L e docteur Arnaud n’était pas encore à la maison quand elle rentra. Mais sa belle-mère, dans le vestibule, semblait la guetter.

— Eh bien !… Tu as vu Mlle Levieux ? Ça t’a fait plaisir ?

Élysée ne pouvait ni ne voulait répondre. Son âme était comme évanouie de chagrin, de déception, de honte.

— Viens par ici, dans ma chambre !… ordonna Mme Arnaud.

Et, sans hésiter une seconde, l’enfant la suivit. Démoralisée, elle n’était plus qu’une petite loque. Elle n’avait personne à qui demander conseil. Recevoir des ordres, c’était encore quelque chose.

Quand elles furent assises l’une en face de l’autre, proie fragile qui tremble devant le rapace, Élysée évita le regard de sa belle-mère.
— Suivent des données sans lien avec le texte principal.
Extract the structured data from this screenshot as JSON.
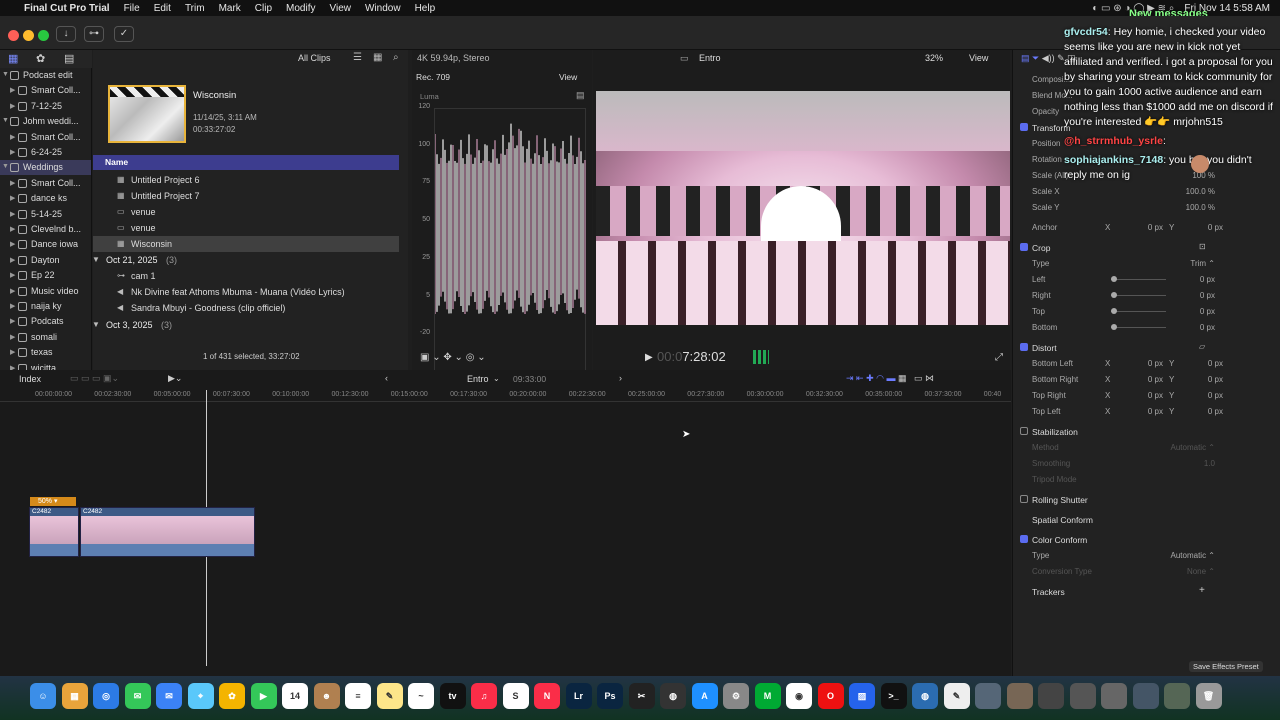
{
  "menubar": {
    "app": "Final Cut Pro Trial",
    "items": [
      "File",
      "Edit",
      "Trim",
      "Mark",
      "Clip",
      "Modify",
      "View",
      "Window",
      "Help"
    ],
    "clock": "Fri Nov 14  5:58 AM",
    "new_messages": "New messages"
  },
  "browser": {
    "filter": "All Clips",
    "clip_title": "Wisconsin",
    "clip_date": "11/14/25, 3:11 AM",
    "clip_duration": "00:33:27:02",
    "name_header": "Name",
    "rows": [
      {
        "label": "Untitled Project 6",
        "type": "project"
      },
      {
        "label": "Untitled Project 7",
        "type": "project"
      },
      {
        "label": "venue",
        "type": "clip"
      },
      {
        "label": "venue",
        "type": "clip"
      },
      {
        "label": "Wisconsin",
        "type": "project",
        "selected": true
      }
    ],
    "group1": "Oct 21, 2025",
    "group1_count": "(3)",
    "group1_rows": [
      "cam 1",
      "Nk Divine feat Athoms Mbuma - Muana (Vidéo Lyrics)",
      "Sandra Mbuyi - Goodness (clip officiel)"
    ],
    "group2": "Oct 3, 2025",
    "group2_count": "(3)",
    "status": "1 of 431 selected, 33:27:02"
  },
  "sidebar": {
    "items": [
      {
        "label": "Podcast edit",
        "level": 0,
        "tri": "▼"
      },
      {
        "label": "Smart Coll...",
        "level": 1,
        "tri": "▶"
      },
      {
        "label": "7-12-25",
        "level": 1,
        "tri": "▶"
      },
      {
        "label": "Johm weddi...",
        "level": 0,
        "tri": "▼"
      },
      {
        "label": "Smart Coll...",
        "level": 1,
        "tri": "▶"
      },
      {
        "label": "6-24-25",
        "level": 1,
        "tri": "▶"
      },
      {
        "label": "Weddings",
        "level": 0,
        "tri": "▼",
        "selected": true
      },
      {
        "label": "Smart Coll...",
        "level": 1,
        "tri": "▶"
      },
      {
        "label": "dance ks",
        "level": 1,
        "tri": "▶"
      },
      {
        "label": "5-14-25",
        "level": 1,
        "tri": "▶"
      },
      {
        "label": "Clevelnd b...",
        "level": 1,
        "tri": "▶"
      },
      {
        "label": "Dance  iowa",
        "level": 1,
        "tri": "▶"
      },
      {
        "label": "Dayton",
        "level": 1,
        "tri": "▶"
      },
      {
        "label": "Ep 22",
        "level": 1,
        "tri": "▶"
      },
      {
        "label": "Music video",
        "level": 1,
        "tri": "▶"
      },
      {
        "label": "naija ky",
        "level": 1,
        "tri": "▶"
      },
      {
        "label": "Podcats",
        "level": 1,
        "tri": "▶"
      },
      {
        "label": "somali",
        "level": 1,
        "tri": "▶"
      },
      {
        "label": "texas",
        "level": 1,
        "tri": "▶"
      },
      {
        "label": "wicitta",
        "level": 1,
        "tri": "▶"
      }
    ]
  },
  "scope": {
    "format": "4K 59.94p, Stereo",
    "colorspace": "Rec. 709",
    "view": "View",
    "mode": "Luma",
    "scale": [
      "120",
      "100",
      "75",
      "50",
      "25",
      "5",
      "-20"
    ]
  },
  "viewer": {
    "project": "Entro",
    "zoom": "32%",
    "view": "View",
    "timecode_dim": "00:0",
    "timecode": "7:28:02"
  },
  "timeline": {
    "index": "Index",
    "project": "Entro",
    "duration": "09:33:00",
    "ticks": [
      "00:00:00:00",
      "00:02:30:00",
      "00:05:00:00",
      "00:07:30:00",
      "00:10:00:00",
      "00:12:30:00",
      "00:15:00:00",
      "00:17:30:00",
      "00:20:00:00",
      "00:22:30:00",
      "00:25:00:00",
      "00:27:30:00",
      "00:30:00:00",
      "00:32:30:00",
      "00:35:00:00",
      "00:37:30:00",
      "00:40"
    ],
    "speed_badge": "50% ▾",
    "clip1": "C2482",
    "clip2": "C2482"
  },
  "inspector": {
    "rows_top": [
      {
        "label": "Composi..."
      },
      {
        "label": "Blend Mo..."
      },
      {
        "label": "Opacity"
      },
      {
        "label": "Transform",
        "section": true
      },
      {
        "label": "Position"
      },
      {
        "label": "Rotation"
      },
      {
        "label": "Scale (All)",
        "value": "100 %"
      },
      {
        "label": "Scale X",
        "value": "100.0 %"
      },
      {
        "label": "Scale Y",
        "value": "100.0 %"
      }
    ],
    "anchor": {
      "label": "Anchor",
      "x": "X",
      "xv": "0 px",
      "y": "Y",
      "yv": "0 px"
    },
    "crop": "Crop",
    "crop_type": "Type",
    "crop_type_val": "Trim ⌃",
    "crop_rows": [
      {
        "label": "Left",
        "value": "0 px"
      },
      {
        "label": "Right",
        "value": "0 px"
      },
      {
        "label": "Top",
        "value": "0 px"
      },
      {
        "label": "Bottom",
        "value": "0 px"
      }
    ],
    "distort": "Distort",
    "distort_rows": [
      {
        "label": "Bottom Left",
        "x": "X",
        "xv": "0 px",
        "y": "Y",
        "yv": "0 px"
      },
      {
        "label": "Bottom Right",
        "x": "X",
        "xv": "0 px",
        "y": "Y",
        "yv": "0 px"
      },
      {
        "label": "Top Right",
        "x": "X",
        "xv": "0 px",
        "y": "Y",
        "yv": "0 px"
      },
      {
        "label": "Top Left",
        "x": "X",
        "xv": "0 px",
        "y": "Y",
        "yv": "0 px"
      }
    ],
    "stabilization": "Stabilization",
    "stab_method": "Method",
    "stab_method_val": "Automatic ⌃",
    "stab_smoothing": "Smoothing",
    "stab_smoothing_val": "1.0",
    "stab_tripod": "Tripod Mode",
    "rolling": "Rolling Shutter",
    "spatial": "Spatial Conform",
    "color_conform": "Color Conform",
    "cc_type": "Type",
    "cc_type_val": "Automatic ⌃",
    "cc_conv": "Conversion Type",
    "cc_conv_val": "None ⌃",
    "trackers": "Trackers",
    "trackers_add": "+",
    "save_preset": "Save Effects Preset"
  },
  "chat": [
    {
      "user": "gfvcdr54",
      "text": ": Hey homie, i checked your video seems like you are new in kick not yet affiliated and verified. i got a proposal for you by sharing your stream to kick community for you to gain 1000 active audience and earn nothing less than $1000 add me on discord if you're interested 👉👉 mrjohn515"
    },
    {
      "user": "@h_strrmhub_ysrle",
      "text": ":"
    },
    {
      "user": "sophiajankins_7148",
      "text": ": you bro you didn't reply me on ig"
    }
  ],
  "dock": [
    {
      "name": "finder",
      "color": "#3b8ee8",
      "glyph": "☺"
    },
    {
      "name": "launchpad",
      "color": "#e8a43b",
      "glyph": "▦"
    },
    {
      "name": "safari",
      "color": "#2c7be5",
      "glyph": "◎"
    },
    {
      "name": "messages",
      "color": "#34c759",
      "glyph": "✉"
    },
    {
      "name": "mail",
      "color": "#3b82f6",
      "glyph": "✉"
    },
    {
      "name": "maps",
      "color": "#5ac8fa",
      "glyph": "⌖"
    },
    {
      "name": "photos",
      "color": "#f4b400",
      "glyph": "✿"
    },
    {
      "name": "facetime",
      "color": "#34c759",
      "glyph": "▶"
    },
    {
      "name": "calendar",
      "color": "#ffffff",
      "glyph": "14"
    },
    {
      "name": "contacts",
      "color": "#b08050",
      "glyph": "☻"
    },
    {
      "name": "reminders",
      "color": "#ffffff",
      "glyph": "≡"
    },
    {
      "name": "notes",
      "color": "#fde68a",
      "glyph": "✎"
    },
    {
      "name": "freeform",
      "color": "#ffffff",
      "glyph": "~"
    },
    {
      "name": "tv",
      "color": "#111111",
      "glyph": "tv"
    },
    {
      "name": "music",
      "color": "#fa2d48",
      "glyph": "♫"
    },
    {
      "name": "skype",
      "color": "#ffffff",
      "glyph": "S"
    },
    {
      "name": "news",
      "color": "#fa2d48",
      "glyph": "N"
    },
    {
      "name": "lightroom",
      "color": "#0a2540",
      "glyph": "Lr"
    },
    {
      "name": "photoshop",
      "color": "#0a2540",
      "glyph": "Ps"
    },
    {
      "name": "final-cut",
      "color": "#222222",
      "glyph": "✂"
    },
    {
      "name": "davinci",
      "color": "#333333",
      "glyph": "◍"
    },
    {
      "name": "app-store",
      "color": "#1e90ff",
      "glyph": "A"
    },
    {
      "name": "system-settings",
      "color": "#888888",
      "glyph": "⚙"
    },
    {
      "name": "motion",
      "color": "#0a3",
      "glyph": "M"
    },
    {
      "name": "chrome",
      "color": "#ffffff",
      "glyph": "◉"
    },
    {
      "name": "opera",
      "color": "#e11",
      "glyph": "O"
    },
    {
      "name": "pattern-app",
      "color": "#2563eb",
      "glyph": "▨"
    },
    {
      "name": "terminal",
      "color": "#111111",
      "glyph": ">_"
    },
    {
      "name": "app-1",
      "color": "#2b6cb0",
      "glyph": "◍"
    },
    {
      "name": "textedit",
      "color": "#eeeeee",
      "glyph": "✎"
    },
    {
      "name": "thumb-1",
      "color": "#556677",
      "glyph": ""
    },
    {
      "name": "thumb-2",
      "color": "#776655",
      "glyph": ""
    },
    {
      "name": "thumb-3",
      "color": "#444444",
      "glyph": ""
    },
    {
      "name": "thumb-4",
      "color": "#555555",
      "glyph": ""
    },
    {
      "name": "thumb-5",
      "color": "#666666",
      "glyph": ""
    },
    {
      "name": "thumb-6",
      "color": "#445566",
      "glyph": ""
    },
    {
      "name": "thumb-7",
      "color": "#556655",
      "glyph": ""
    },
    {
      "name": "trash",
      "color": "#999999",
      "glyph": "🗑"
    }
  ]
}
— Allons ! Regarde-moi !… commanda celle-ci.

Et, vacillants, les longs yeux croisés affrontèrent enfin les prunelles d’un bleu entier, dures, où s’attardait un rire indulgent et moqueur.

— Écoute, ma chérie ! Il est temps que tout ça finisse ! Non !… Non !… Regarde-moi en face… Dis-moi ? Qu’est-ce que tu t’es donc imaginé, l’autre jour ?

Devant l’effarement produit par ces mots impudents, elle poursuivit, riant toujours :

— Ces petites filles, on ne saura jamais ce que ça va chercher ! Tiens !… Parlons nettement, si tu veux ! Je n’irai pas par quatre chemins. Je ne dis pas qu’il n’y avait pas quelque chose. Mais certainement pas ce que tu crois.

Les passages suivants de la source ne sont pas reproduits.